The slow-going of making our home ours has gotten me down a little bit, but my bright-eyed, sensitive and curious child has balanced all that out. These last weeks I think that my new-house blues have made me appreciate how wonderful it is to be a mom to such a beauty. She has really gotten me through it.She’s been extra snuggly when I feel like doing nothing, and she tags along on all my errands, always happy and ready to go.
And her dad, he’s pretty great too. When I don’t want to unpack any more boxes or decide where the crockpot is going to go, Rob is always there to keep me going. He’s also done tons of stuff on his own, while I’ve worked in the evenings or even just crashed on the couch after putting Nolie to bed. He put together our new kitchen island, which is the best thing that ever happened to our kitchen. It took him two-and-a-half hours and I know was no easy feat. He has put hours of hard work into the yard and I have helped absolutely zero percent with that because it’s not really my thing. He’s been really patient with me too, which I know has not been easy. He’s woken up extra early for his new, much longer commute, and he’s never complained. He’s really wonderful, and I think that too often I am guilty of overlooking all the ways he makes my life so great. Like the fact that he lets me buy as many popsicles as I want and doesn’t get mad that I eat them all before he has a chance to have any.
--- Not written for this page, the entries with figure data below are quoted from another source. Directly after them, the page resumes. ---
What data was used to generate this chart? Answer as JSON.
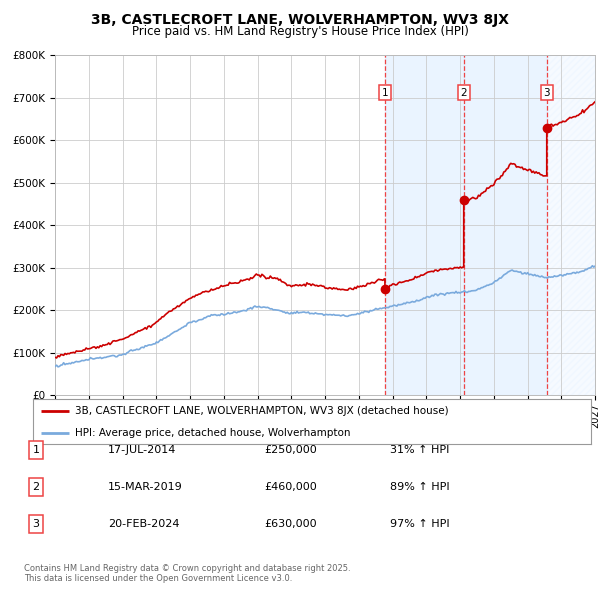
{
  "title_line1": "3B, CASTLECROFT LANE, WOLVERHAMPTON, WV3 8JX",
  "title_line2": "Price paid vs. HM Land Registry's House Price Index (HPI)",
  "background_color": "#ffffff",
  "plot_bg_color": "#ffffff",
  "grid_color": "#cccccc",
  "sale_color": "#cc0000",
  "hpi_color": "#7aaadd",
  "sale_label": "3B, CASTLECROFT LANE, WOLVERHAMPTON, WV3 8JX (detached house)",
  "hpi_label": "HPI: Average price, detached house, Wolverhampton",
  "sale_dates": [
    2014.54,
    2019.21,
    2024.13
  ],
  "sale_prices": [
    250000,
    460000,
    630000
  ],
  "transaction_details": [
    {
      "num": "1",
      "date": "17-JUL-2014",
      "price": "£250,000",
      "change": "31% ↑ HPI"
    },
    {
      "num": "2",
      "date": "15-MAR-2019",
      "price": "£460,000",
      "change": "89% ↑ HPI"
    },
    {
      "num": "3",
      "date": "20-FEB-2024",
      "price": "£630,000",
      "change": "97% ↑ HPI"
    }
  ],
  "vline_color": "#ee4444",
  "vline_shade_color": "#ddeeff",
  "footer": "Contains HM Land Registry data © Crown copyright and database right 2025.\nThis data is licensed under the Open Government Licence v3.0.",
  "ylim": [
    0,
    800000
  ],
  "xlim_start": 1995,
  "xlim_end": 2027
}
I’m lucky, to have these two. Blessed. They make me feel that I’m worthwhile, like I’m doing things with my life that really matter, even when I don’t feel like it on my own. My sweet Magnolia makes me feel like me getting her “cereal and milk” is the most exciting thing that could happen during our morning, with the joy that sounds in her little voice when she asks for them. My husband is happy, and proud of his hard work, when I put my crockpot away in the kitchen island and danced around it, so happy that everything in the kitchen has a place. Things are good. Despite all the things that aren’t perfect right now, I’m happy. “Yeah yam.”